The conversation about the proposed Australian law requiring Internet companies to pay for news continues (previously, previously).

Last time around, Google had agreed to pay A$60m to local news organisations, and had therefore been exempted from the ban. Facebook initially refused to cough up, and banned news in Australia — and Australian news sites entirely — but later capitulated and reversed their ban on news pages in Australia. They even committed to invest $1 billion in news.

One particular thread keeps coming up in this debate, which is that news publications benefit from the traffic that Facebook and Google send their way. This is of course true, which is why legislation that demands that FB & Google pay for links to news sites is spectacularly ill-conceived, easy to criticise, and certain to backfire if implemented.

Many cite the example of Spain, where Google shuttered the local Google News service after a sustained campaign — only for newspapers to call on European competition authorities to stop Google shutting its operation. However, it turns out that since the Google News shutdown in Spain, overall traffic to news sites went largely unchanged.
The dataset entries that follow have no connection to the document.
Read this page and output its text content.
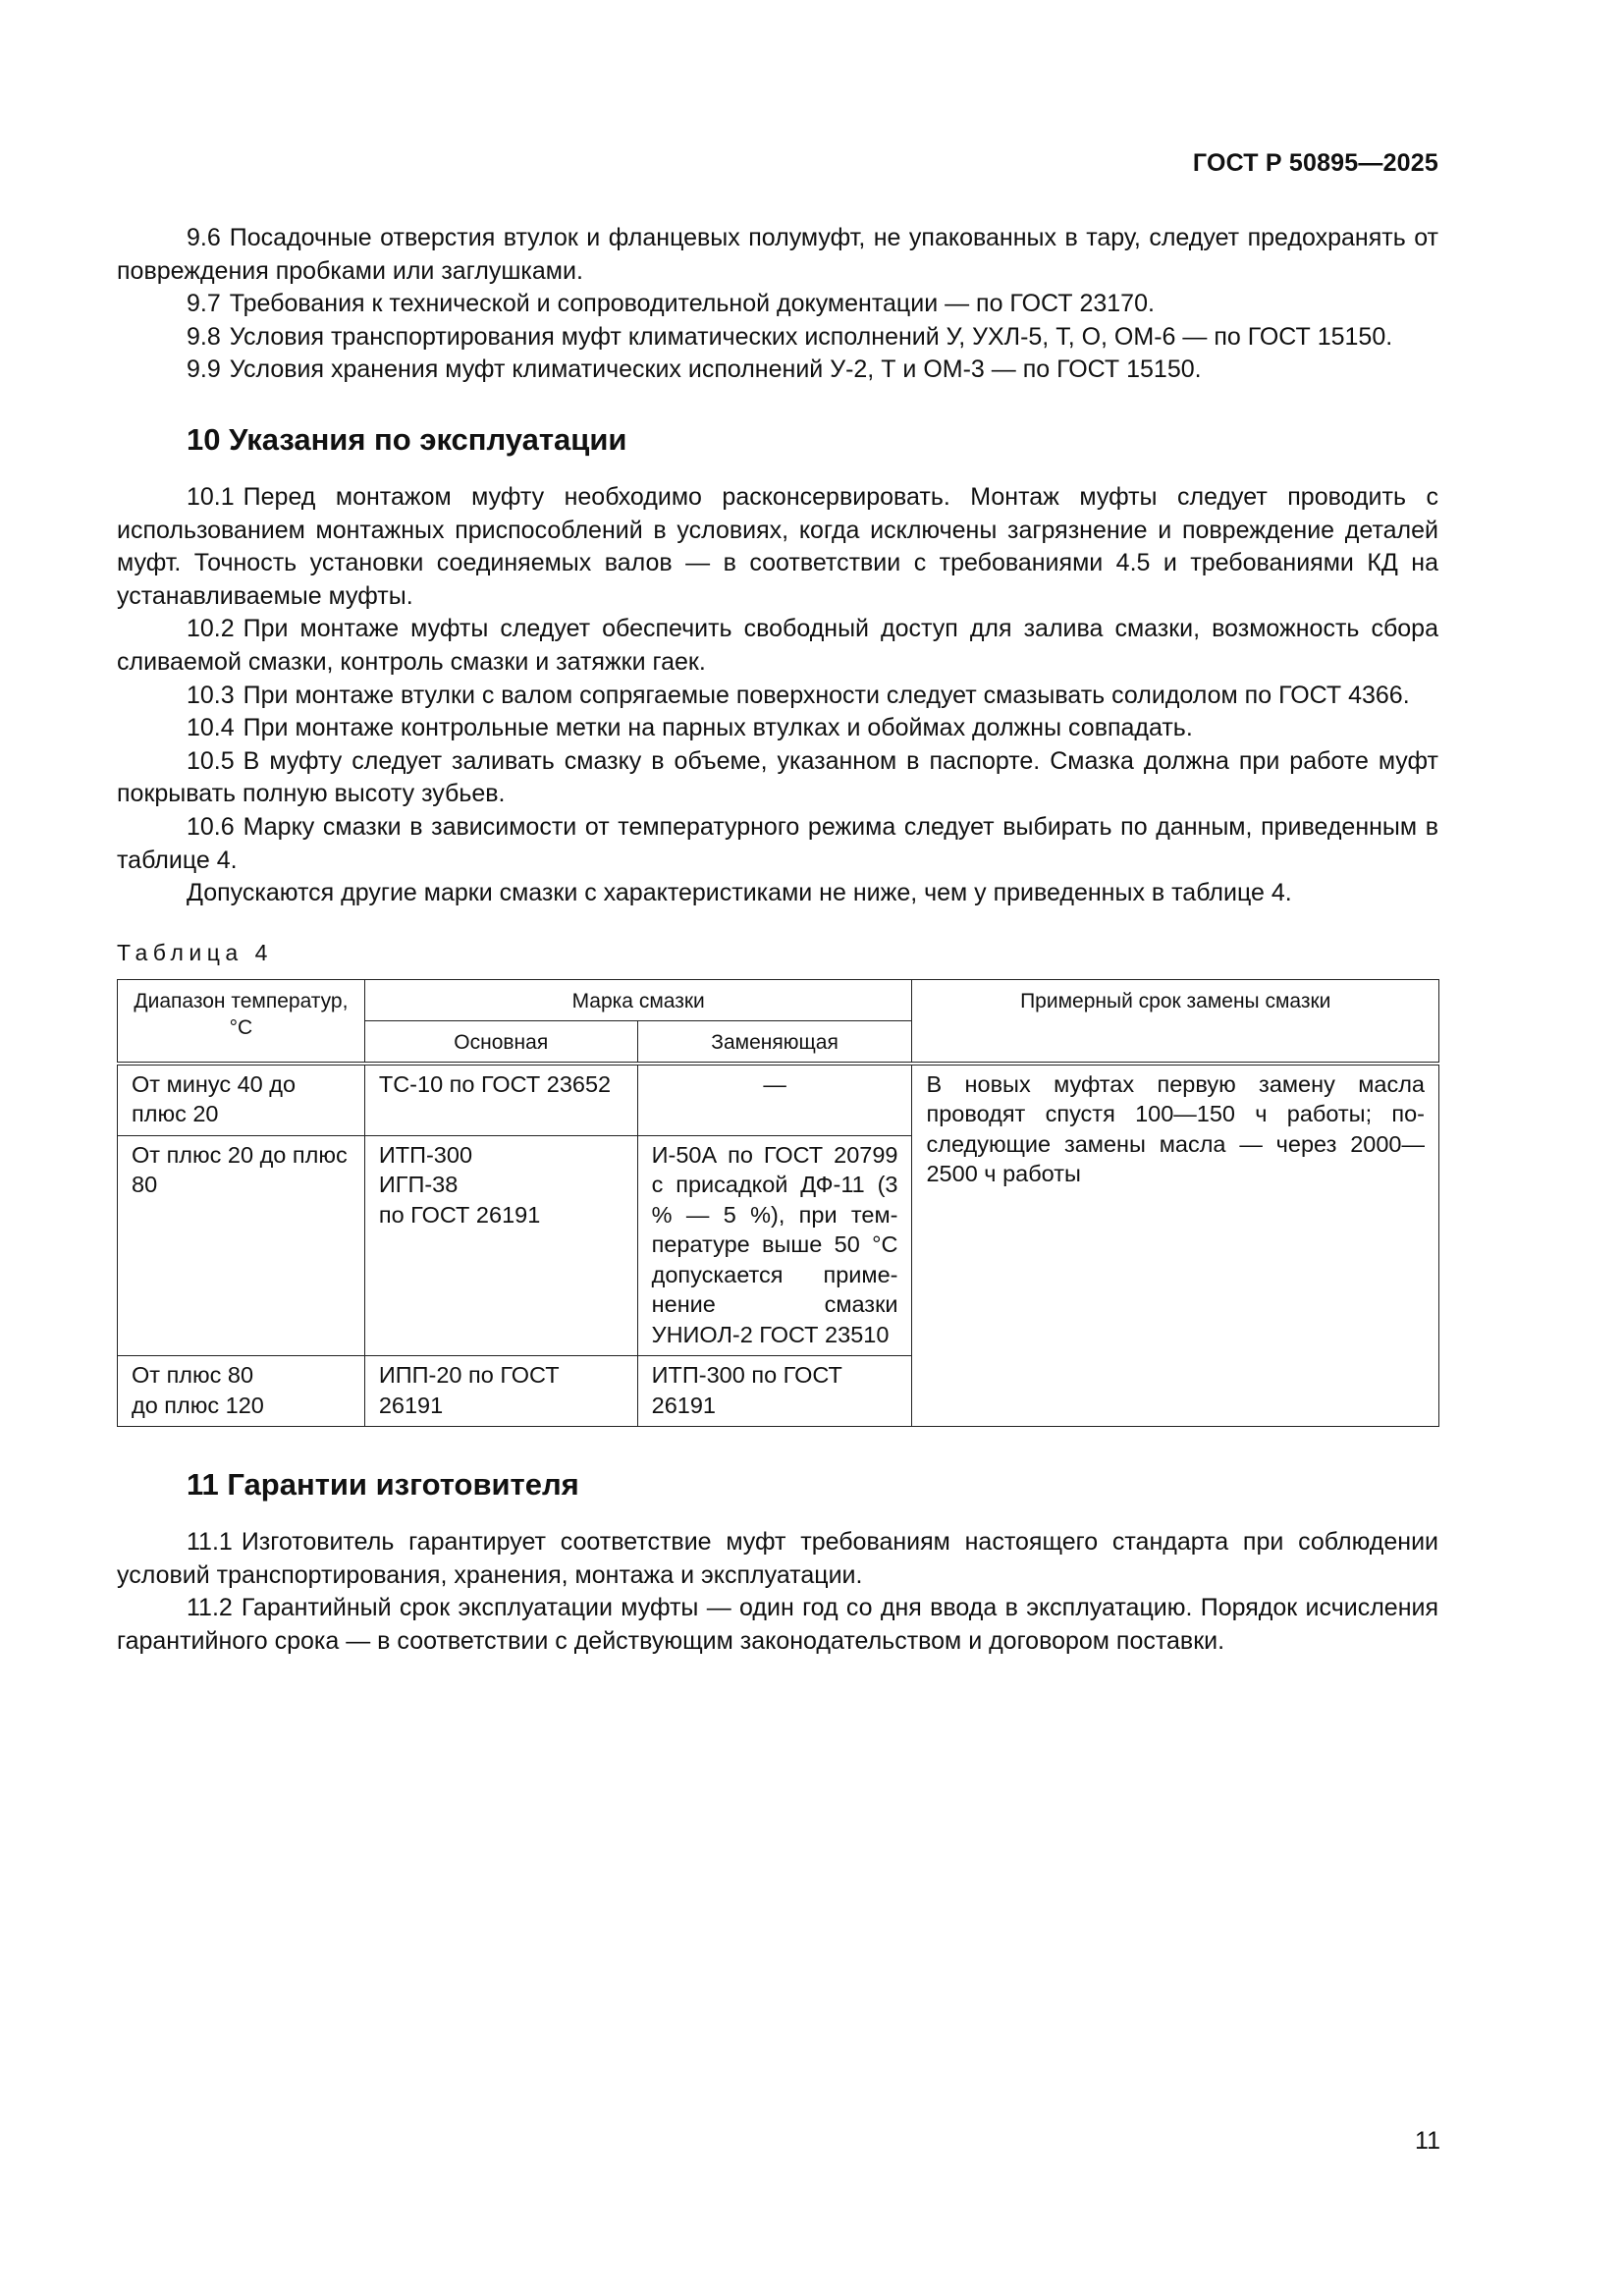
ГОСТ Р 50895—2025

9.6 Посадочные отверстия втулок и фланцевых полумуфт, не упакованных в тару, следует предохранять от повреждения пробками или заглушками.

9.7 Требования к технической и сопроводительной документации — по ГОСТ 23170.

9.8 Условия транспортирования муфт климатических исполнений У, УХЛ-5, Т, О, ОМ-6 — по ГОСТ 15150.

9.9 Условия хранения муфт климатических исполнений У-2, Т и ОМ-3 — по ГОСТ 15150.

10 Указания по эксплуатации

10.1 Перед монтажом муфту необходимо расконсервировать. Монтаж муфты следует проводить с использованием монтажных приспособлений в условиях, когда исключены загрязнение и повреждение деталей муфт. Точность установки соединяемых валов — в соответствии с требованиями 4.5 и требованиями КД на устанавливаемые муфты.

10.2 При монтаже муфты следует обеспечить свободный доступ для залива смазки, возможность сбора сливаемой смазки, контроль смазки и затяжки гаек.

10.3 При монтаже втулки с валом сопрягаемые поверхности следует смазывать солидолом по ГОСТ 4366.

10.4 При монтаже контрольные метки на парных втулках и обоймах должны совпадать.

10.5 В муфту следует заливать смазку в объеме, указанном в паспорте. Смазка должна при работе муфт покрывать полную высоту зубьев.

10.6 Марку смазки в зависимости от температурного режима следует выбирать по данным, приведенным в таблице 4.

Допускаются другие марки смазки с характеристиками не ниже, чем у приведенных в таблице 4.

Таблица 4
Диапазон температур, °С	Марка смазки		Примерный срок замены смазки
	Основная	Заменяющая	
От минус 40 до плюс 20	ТС-10 по ГОСТ 23652	—	В новых муфтах первую замену масла проводят спустя 100—150 ч работы; последующие замены масла — через 2000—2500 ч работы
От плюс 20 до плюс 80	ИТП-300
ИГП-38
по ГОСТ 26191	И-50А по ГОСТ 20799 с присадкой ДФ-11 (3 % — 5 %), при температуре выше 50 °С допускается применение смазки УНИОЛ-2 ГОСТ 23510	
От плюс 80
до плюс 120	ИПП-20 по ГОСТ 26191	ИТП-300 по ГОСТ 26191	
11 Гарантии изготовителя

11.1 Изготовитель гарантирует соответствие муфт требованиям настоящего стандарта при соблюдении условий транспортирования, хранения, монтажа и эксплуатации.

11.2 Гарантийный срок эксплуатации муфты — один год со дня ввода в эксплуатацию. Порядок исчисления гарантийного срока — в соответствии с действующим законодательством и договором поставки.

11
Getting the facts right in these cases is very important because the future of the web and of news media is at stake. The last couple of decades have in my opinion been a huge mistake, with the headlong rush after ever more data to produce ever more perfectly targeted advertising obscuring all other concerns. Leaving aside privacy as an absolute good, even on the utilitarian terms of effective advertising, this has been a very poor bargain. Certainly I have yet to see any targeted ads worth their CPM, despite the torrent of data I generate. Meanwhile, ads based off a single bit of information — "Dominic is reading Wired" (or evo, or Monocle) have lead me to many purchases.

The worst of it is that news media do not benefit at all from the adtech economy. Their role is to be the honeypot that attracts high-value users — but the premise of cross-site tracking is that once advertisers have identified those high-value users, they can go and advertise to them on sites that charge a lot less than top-tier newspapers or magazines. The New York Times found this out when they turned off tracking on their website due to GDPR — and saw no reduction in ad revenues.
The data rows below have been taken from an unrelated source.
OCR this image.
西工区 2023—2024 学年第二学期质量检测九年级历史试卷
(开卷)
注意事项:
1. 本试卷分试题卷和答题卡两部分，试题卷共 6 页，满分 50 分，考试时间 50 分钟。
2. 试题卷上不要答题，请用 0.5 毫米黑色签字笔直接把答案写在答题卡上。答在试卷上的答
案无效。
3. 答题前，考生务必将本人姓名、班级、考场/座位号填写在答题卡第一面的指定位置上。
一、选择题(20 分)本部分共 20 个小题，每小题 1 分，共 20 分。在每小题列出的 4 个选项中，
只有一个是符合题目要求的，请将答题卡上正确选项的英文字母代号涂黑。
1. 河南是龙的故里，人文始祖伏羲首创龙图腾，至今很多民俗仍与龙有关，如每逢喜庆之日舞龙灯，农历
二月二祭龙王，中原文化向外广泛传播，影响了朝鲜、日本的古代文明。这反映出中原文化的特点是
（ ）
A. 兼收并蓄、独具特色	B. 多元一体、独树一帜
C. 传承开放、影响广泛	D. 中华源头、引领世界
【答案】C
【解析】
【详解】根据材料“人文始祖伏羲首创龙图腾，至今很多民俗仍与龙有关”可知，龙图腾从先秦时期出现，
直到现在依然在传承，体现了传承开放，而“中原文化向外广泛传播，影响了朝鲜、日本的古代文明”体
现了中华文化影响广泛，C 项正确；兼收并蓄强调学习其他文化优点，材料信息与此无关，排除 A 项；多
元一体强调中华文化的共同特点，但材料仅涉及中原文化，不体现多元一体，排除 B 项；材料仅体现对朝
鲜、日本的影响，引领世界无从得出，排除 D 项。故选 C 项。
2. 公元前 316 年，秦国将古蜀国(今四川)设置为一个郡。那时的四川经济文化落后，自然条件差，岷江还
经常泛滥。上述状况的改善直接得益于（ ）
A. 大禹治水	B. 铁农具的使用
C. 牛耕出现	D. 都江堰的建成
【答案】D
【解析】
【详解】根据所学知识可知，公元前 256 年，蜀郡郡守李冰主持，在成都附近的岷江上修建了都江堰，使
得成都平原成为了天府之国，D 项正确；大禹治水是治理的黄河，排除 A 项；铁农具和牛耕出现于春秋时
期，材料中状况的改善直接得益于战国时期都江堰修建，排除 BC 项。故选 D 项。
Of course not every site has the cachet or the international reach of the NYT, but if you want local news, you read your local paper — say, the Sydney Morning Herald. Meanwhile, if you're an advertiser wanting to reach people in Sydney, you can either profile them and track them all over the web (or rather, pay FB & G to do it for you) — or just put your ad in the SMH.

Hard cases make bad law. The question of how to make news media profitable in the age of the Web where the traditional dynamics of that market have been completely upended is a hard and important one. This Australian law is not the right way to solve that question, even aside from the implications of this basically being a handout to Rupert Murdoch — and one which would end up being paid in the US, not even in Australia.

Let us hope that the next government to address this question makes a better job of it.